May 28th, Stanley Abe

Title: Imagining Sculpture
Abstract: In his forthcoming book, Imagining Sculpture, Stanley Abe sketches in narrative form a comparative history of sculpture in the West and China from the fourteenth to the beginning of the twentieth century. The comparison is between a fundamental category of fine art in the West and the absence of its equivalent in China. There are few references in Chinese historical texts to renowned sculptors or masterpieces of sculpture. Compared to the lofty arts of the brush—painting and calligraphy—sculpture was considered unrefined and unworthy of praise. There was no great tradition of sculpture in China: no Classical origins, no Renaissance, no neo-classicism, no modern abstraction. The word “sculpture” was not translated into Chinese until the beginning of the twentieth century.

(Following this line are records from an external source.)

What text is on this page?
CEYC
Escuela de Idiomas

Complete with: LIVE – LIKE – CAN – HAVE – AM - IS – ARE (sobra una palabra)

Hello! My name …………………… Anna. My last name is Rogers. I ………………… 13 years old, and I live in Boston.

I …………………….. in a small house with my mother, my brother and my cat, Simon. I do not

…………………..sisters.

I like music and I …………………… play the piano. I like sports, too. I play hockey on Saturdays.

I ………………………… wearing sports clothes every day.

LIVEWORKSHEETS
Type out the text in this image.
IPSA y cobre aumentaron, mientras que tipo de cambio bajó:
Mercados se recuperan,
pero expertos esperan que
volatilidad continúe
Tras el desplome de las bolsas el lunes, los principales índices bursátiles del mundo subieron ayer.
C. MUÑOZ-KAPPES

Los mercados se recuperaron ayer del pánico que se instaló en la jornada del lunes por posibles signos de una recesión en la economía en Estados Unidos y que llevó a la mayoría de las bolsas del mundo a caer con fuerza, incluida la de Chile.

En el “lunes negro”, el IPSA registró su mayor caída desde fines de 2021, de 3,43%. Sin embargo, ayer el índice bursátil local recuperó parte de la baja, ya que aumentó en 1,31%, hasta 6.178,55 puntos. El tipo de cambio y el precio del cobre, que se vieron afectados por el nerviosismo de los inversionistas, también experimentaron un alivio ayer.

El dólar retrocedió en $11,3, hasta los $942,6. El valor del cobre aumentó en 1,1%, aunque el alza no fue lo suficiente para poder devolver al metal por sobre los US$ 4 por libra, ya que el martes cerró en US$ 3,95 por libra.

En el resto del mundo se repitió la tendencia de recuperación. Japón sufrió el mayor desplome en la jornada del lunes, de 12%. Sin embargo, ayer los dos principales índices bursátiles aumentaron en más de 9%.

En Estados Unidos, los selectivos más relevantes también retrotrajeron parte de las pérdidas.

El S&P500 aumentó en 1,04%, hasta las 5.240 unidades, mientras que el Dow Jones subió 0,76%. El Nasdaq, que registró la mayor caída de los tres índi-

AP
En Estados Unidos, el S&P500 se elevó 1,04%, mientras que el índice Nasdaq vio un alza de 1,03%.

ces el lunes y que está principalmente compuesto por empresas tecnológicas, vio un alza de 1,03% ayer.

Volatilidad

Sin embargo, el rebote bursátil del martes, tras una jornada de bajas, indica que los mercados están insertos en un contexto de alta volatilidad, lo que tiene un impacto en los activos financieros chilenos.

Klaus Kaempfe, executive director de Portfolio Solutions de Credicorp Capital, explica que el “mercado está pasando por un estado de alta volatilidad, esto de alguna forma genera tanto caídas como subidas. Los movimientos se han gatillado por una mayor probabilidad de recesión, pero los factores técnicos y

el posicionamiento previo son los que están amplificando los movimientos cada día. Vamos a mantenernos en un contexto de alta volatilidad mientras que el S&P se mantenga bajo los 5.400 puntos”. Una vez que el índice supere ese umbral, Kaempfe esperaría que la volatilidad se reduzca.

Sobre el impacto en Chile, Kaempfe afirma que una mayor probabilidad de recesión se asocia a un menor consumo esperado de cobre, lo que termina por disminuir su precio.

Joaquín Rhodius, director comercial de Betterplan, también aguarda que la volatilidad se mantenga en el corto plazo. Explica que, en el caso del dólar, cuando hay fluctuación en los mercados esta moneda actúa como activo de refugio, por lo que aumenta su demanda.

Sculpture did not exist in China until modern times.
Of course statues, carvings and figural objects were produced in China for millennia. They were understood as icons, representations, decorations and effigies, and from the nineteenth century some were valued and collected as antiquities. But if figural objects from China are not sculpture, what are they? Is there another way to understand their value? Perhaps not as sculpture but as historical documents? And how might this question help us see the category of sculpture in a different light? These will be the topics of our discussion. A reading is recommended: Stanley Abe, “Sculpture: A Comparative History,” in Comparativism in Art History, ed. Jaś Elsner (London; New York: Routledge, 2017), 94–108).